Op grond van het voorgaande moet in het (beperkte) bestek van dit kort geding worden geoordeeld dat de Belastingdienst zich in redelijkheid op het standpunt kan stellen dat het vooroverleg met betrekking tot de drie (nog) in geschil zijnde kwesties pas kan starten nadat de resultaten van het ANBI-onderzoek bekend zijn. Hieraan doet niet af dat de Belastingdienst ook een standpunt
onder voorbehoudkan innemen. Uit het voorgaande vloeit voort dat de Belastingdienst, zonder de uitkomsten van het ANBI-onderzoek, geen reëel standpunt kan innemen. Aangenomen moet worden dat - indien hij in de gegeven omstandigheden gedwongen zou worden tot een standpuntbepaling onder voorbehoud - dit zal leiden tot een reactie met zoveel slagen om de arm, dat CGN daarmee niet de door haar gewenste duidelijkheid verkrijgt.
5.9.
CGN heeft tijdens de mondelinge behandeling nog aangevoerd dat het handelen van de Belastingdienst een inbreuk op de godsdienstvrijheid betekent.

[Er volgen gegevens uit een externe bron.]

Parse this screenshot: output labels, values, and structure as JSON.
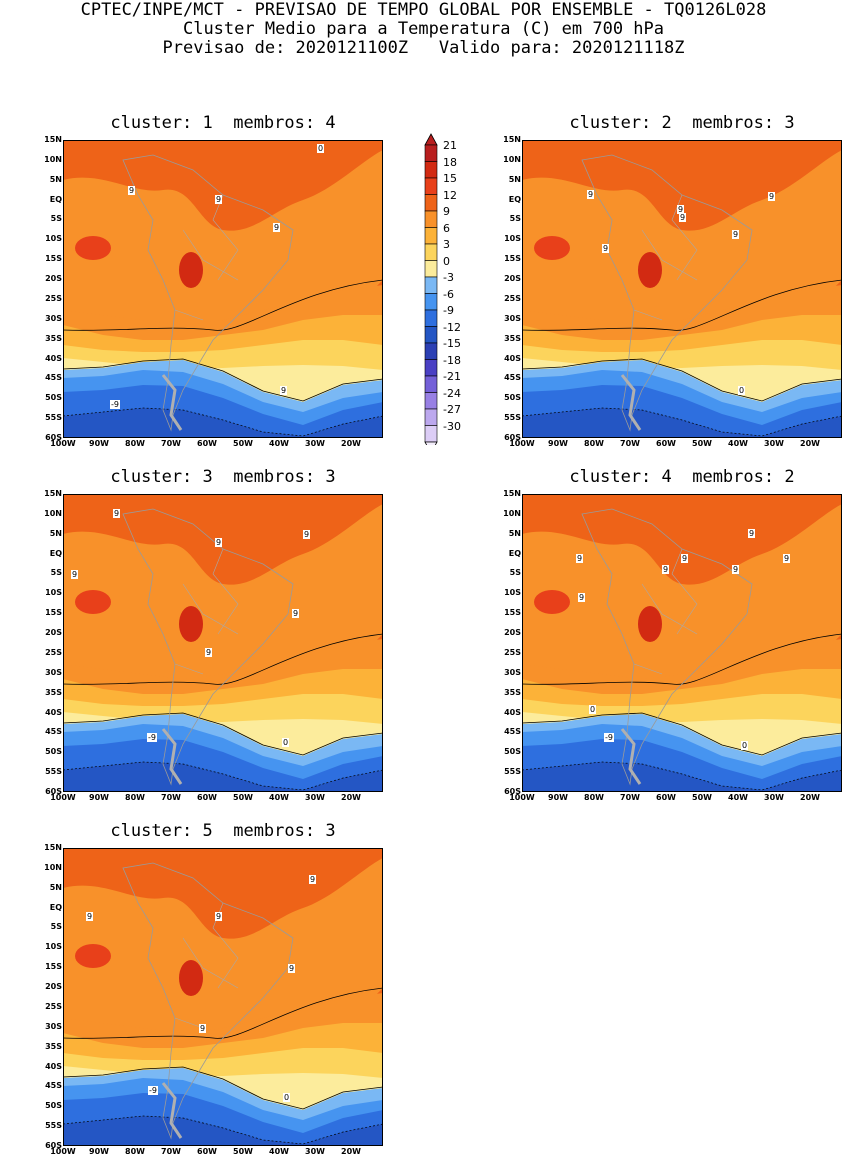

Mede gelet op al het bovenstaande kan CGN daarin niet worden gevolgd. Hoe dan ook valt niet in te zien dat het wachten met het vooroverleg totdat het ANBI-onderzoek is afgrond afbreuk doet aan het recht om tot een godsdienst toe te treden en deze te belijden en te beoefenen. Daarbij merkt de voorzieningenrechter nog op dat de in artikel 2:318 lid 1 van het Burgerlijk Wetboek bedoelde termijn inmiddels is verstreken. Dat de bij CGN betrokkenen allen 'toe zijn' aan de overstap naar een kerkgenootschap is begrijpelijk, maar is onvoldoende reden de Belastingdienst - los van al het voorgaande - tot (meer) spoed te manen.
5.10.
De slotsom is dat de vordering van CGN zal worden afgewezen.
5.11.
CGN zal, als de in het ongelijk gestelde partij, worden veroordeeld in de kosten van dit geding.

6.De beslissing

De voorzieningenrechter:
6.1.
wijst de vordering van CGN af;
6.2.
veroordeelt CGN in de kosten van dit geding, tot dusverre aan de zijde van de Staat begroot op € 1.619,--, waarvan € 980,-- aan salaris advocaat en € 639,-- aan griffierecht.
Dit vonnis is gewezen door mr. H.J. Vetter en in het openbaar uitgesproken op 12 februari 2020.